In Love With My Underground Heat Exchanger

Imported fine silt is both 6" under and over the Slinky® to preserve conductivity.  Loops rest at 7-foot depth.

Imported fine silt is both 6″ under and over the Slinky® to preserve conductivity. Loops rest at 7-foot depth.

 A Geo Heat Pump Advocate Expresses Love For His Underground Heat Exchanger

 Our carbonless ZNE Home (in Perpetuity)

CaliforniaGeo 10-16-16

Yes, I know it’s halfway toward crazy to love inanimate objects.  But I’ve got to explain that when my underground heat exchanger can provide perpetual carbonless free energy for our zero net energy house—my love is justified!

After eight years of planning, we began our new home project in the Fall of 2011, using heavy equipment to bury horizontal Slinky® loops of HDPE (high density polyethylene pipe) at a seven foot depth deployed in four trenches totaling 350 feet of length.  The effort and the costs were significant, but consider the benefits.
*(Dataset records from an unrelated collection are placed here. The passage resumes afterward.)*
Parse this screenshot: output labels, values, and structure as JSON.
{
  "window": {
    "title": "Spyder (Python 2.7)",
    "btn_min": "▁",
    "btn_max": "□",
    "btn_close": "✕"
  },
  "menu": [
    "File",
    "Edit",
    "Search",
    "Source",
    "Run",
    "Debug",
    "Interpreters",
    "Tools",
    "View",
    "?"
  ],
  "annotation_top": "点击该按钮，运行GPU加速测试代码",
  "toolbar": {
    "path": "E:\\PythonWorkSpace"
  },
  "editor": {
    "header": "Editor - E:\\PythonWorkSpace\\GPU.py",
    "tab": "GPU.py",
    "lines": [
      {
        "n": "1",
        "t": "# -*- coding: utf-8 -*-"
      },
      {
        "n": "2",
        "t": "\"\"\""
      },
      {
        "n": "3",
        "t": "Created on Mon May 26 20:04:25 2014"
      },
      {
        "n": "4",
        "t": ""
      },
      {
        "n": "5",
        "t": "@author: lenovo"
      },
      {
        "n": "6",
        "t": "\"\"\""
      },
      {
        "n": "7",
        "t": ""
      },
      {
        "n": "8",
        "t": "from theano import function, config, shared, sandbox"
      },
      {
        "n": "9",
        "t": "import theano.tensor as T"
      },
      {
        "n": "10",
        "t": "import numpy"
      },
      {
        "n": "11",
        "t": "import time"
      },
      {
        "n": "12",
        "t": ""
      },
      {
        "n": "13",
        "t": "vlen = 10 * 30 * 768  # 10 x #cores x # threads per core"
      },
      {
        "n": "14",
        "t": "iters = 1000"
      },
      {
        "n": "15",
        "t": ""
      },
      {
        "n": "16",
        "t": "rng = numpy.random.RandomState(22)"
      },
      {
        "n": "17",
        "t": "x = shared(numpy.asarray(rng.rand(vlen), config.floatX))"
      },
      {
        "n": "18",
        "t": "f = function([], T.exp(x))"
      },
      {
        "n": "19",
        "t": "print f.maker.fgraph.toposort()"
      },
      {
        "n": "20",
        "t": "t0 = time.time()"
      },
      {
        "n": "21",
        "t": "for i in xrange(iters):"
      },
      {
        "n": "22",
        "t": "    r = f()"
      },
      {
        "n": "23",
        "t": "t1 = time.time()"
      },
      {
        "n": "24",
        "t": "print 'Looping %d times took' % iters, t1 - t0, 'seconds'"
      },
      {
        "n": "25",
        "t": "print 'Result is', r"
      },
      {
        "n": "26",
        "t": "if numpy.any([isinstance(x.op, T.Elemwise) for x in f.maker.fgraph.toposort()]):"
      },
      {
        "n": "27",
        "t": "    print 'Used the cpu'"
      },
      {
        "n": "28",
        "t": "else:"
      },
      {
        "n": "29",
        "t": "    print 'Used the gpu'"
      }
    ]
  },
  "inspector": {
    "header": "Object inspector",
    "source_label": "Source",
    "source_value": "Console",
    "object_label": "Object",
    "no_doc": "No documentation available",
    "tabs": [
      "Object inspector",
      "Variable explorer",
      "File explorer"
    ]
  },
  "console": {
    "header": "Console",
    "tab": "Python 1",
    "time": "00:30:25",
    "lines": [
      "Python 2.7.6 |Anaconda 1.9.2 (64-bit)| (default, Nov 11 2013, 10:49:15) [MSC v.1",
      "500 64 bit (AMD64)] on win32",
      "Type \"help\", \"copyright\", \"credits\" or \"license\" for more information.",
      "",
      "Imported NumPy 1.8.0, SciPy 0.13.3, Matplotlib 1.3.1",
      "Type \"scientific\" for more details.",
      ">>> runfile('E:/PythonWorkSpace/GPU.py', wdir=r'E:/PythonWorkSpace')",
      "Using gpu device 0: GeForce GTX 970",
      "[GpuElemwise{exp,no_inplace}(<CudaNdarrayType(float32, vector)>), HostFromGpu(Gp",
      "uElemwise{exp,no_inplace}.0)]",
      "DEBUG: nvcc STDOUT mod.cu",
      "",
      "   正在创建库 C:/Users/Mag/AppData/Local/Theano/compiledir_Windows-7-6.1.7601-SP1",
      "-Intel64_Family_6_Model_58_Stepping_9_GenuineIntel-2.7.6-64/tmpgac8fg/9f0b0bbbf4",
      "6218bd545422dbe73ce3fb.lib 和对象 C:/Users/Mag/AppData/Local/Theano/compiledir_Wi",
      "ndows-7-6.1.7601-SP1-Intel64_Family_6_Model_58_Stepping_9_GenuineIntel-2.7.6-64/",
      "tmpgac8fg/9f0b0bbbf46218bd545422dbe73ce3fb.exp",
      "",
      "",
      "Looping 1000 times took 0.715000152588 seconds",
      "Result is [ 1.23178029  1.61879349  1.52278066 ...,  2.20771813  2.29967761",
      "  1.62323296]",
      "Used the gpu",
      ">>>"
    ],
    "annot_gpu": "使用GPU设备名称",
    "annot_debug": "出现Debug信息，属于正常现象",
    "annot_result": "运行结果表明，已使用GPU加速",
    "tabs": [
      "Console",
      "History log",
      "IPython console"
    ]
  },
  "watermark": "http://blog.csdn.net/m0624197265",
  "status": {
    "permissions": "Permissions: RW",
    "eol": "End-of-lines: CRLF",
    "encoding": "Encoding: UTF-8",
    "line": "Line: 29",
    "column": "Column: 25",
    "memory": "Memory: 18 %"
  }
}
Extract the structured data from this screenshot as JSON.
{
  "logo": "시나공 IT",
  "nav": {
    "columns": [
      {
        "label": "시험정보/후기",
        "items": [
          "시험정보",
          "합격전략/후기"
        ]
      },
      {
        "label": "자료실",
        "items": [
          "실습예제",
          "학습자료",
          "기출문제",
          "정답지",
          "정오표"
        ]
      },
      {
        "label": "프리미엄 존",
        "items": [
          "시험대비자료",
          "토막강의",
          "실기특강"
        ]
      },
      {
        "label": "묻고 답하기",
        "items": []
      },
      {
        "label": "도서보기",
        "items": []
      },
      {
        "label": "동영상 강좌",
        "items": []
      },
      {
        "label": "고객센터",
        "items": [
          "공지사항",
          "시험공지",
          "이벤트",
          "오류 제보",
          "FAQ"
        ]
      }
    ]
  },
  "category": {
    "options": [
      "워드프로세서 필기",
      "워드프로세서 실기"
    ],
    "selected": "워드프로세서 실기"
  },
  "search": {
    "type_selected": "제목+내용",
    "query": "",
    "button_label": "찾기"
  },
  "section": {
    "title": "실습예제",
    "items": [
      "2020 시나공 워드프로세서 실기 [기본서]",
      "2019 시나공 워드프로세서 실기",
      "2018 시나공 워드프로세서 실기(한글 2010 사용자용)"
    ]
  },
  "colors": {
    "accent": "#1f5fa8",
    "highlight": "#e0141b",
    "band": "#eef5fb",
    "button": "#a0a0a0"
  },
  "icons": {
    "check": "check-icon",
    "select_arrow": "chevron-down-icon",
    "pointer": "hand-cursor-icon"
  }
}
This 3,200 feet of pipe is a much greater quantity than a normal installation in “reasonable soils” because I live on an alluvial fan of coarse sand, cobbles, and larger boulders to 24” in size.  So in our case, the effort and the cost were defensive measures to insure the heat exchange loop would perform normally.  Since our occupancy in the Fall of 2014, I am happy to report my complete satisfaction (and thus my love for this perpetual source of space and water heating, and efficient cooling).
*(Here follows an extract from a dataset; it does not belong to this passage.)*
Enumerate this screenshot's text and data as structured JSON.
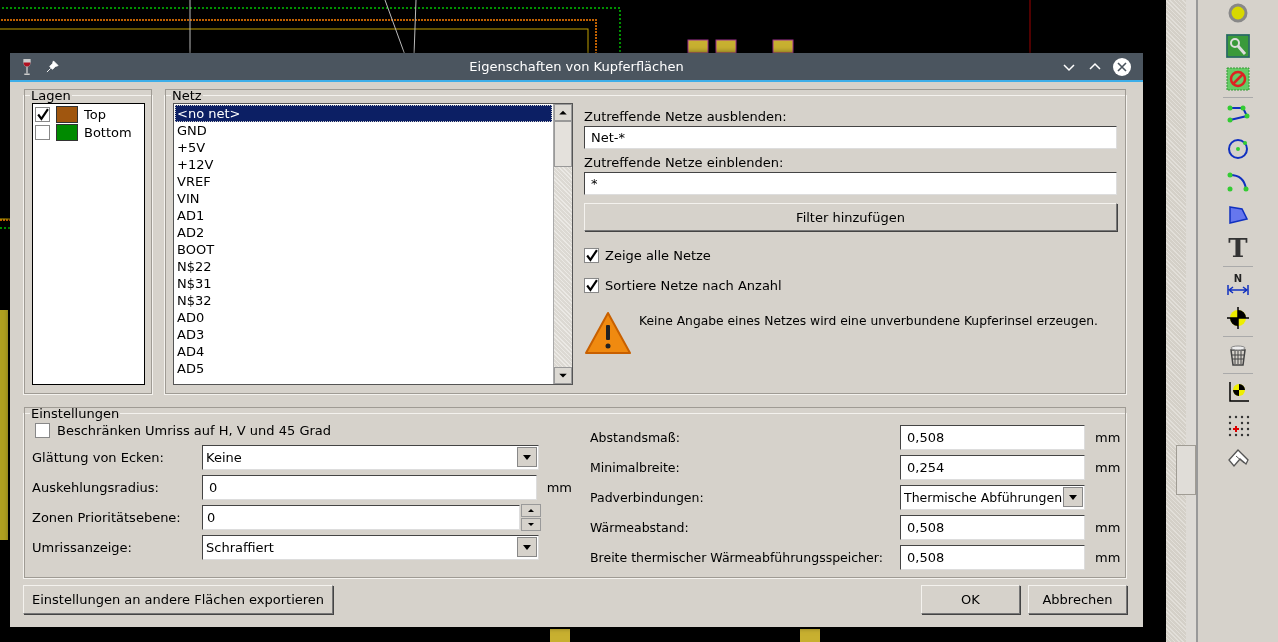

Our three ton geo heat pump receives a closed loop supply of water to its internal heat exchanger that is better than nameplate test temperatures.  This refers to testing used by AHRI (The Air Conditioning, Heating and Refrigeration Institute) to qualify the heat pump for EPA certification.  Our incoming loop has proven to be warmer than the test standard during the entire heating season, and it is cooler than the standard during the entire cooling season.  Moreover, the temperature swings measured at three and seven foot depth near the heat exchanger show no signs of running contrary to normal underground fluctuation at this depth—a signal of perpetual thermal renewability.  In short, we seem to have a thermal resource that will never tire, wear out, cost anything, or fail to serve our needs.

Geo heat pumps can perform this miracle anywhere by a variety of heat exchanger methods, and we can go carbonless anywhere we choose.  Therefore, I love my underground heat exchanger not only for my wife and I, but for everyone, across the globe.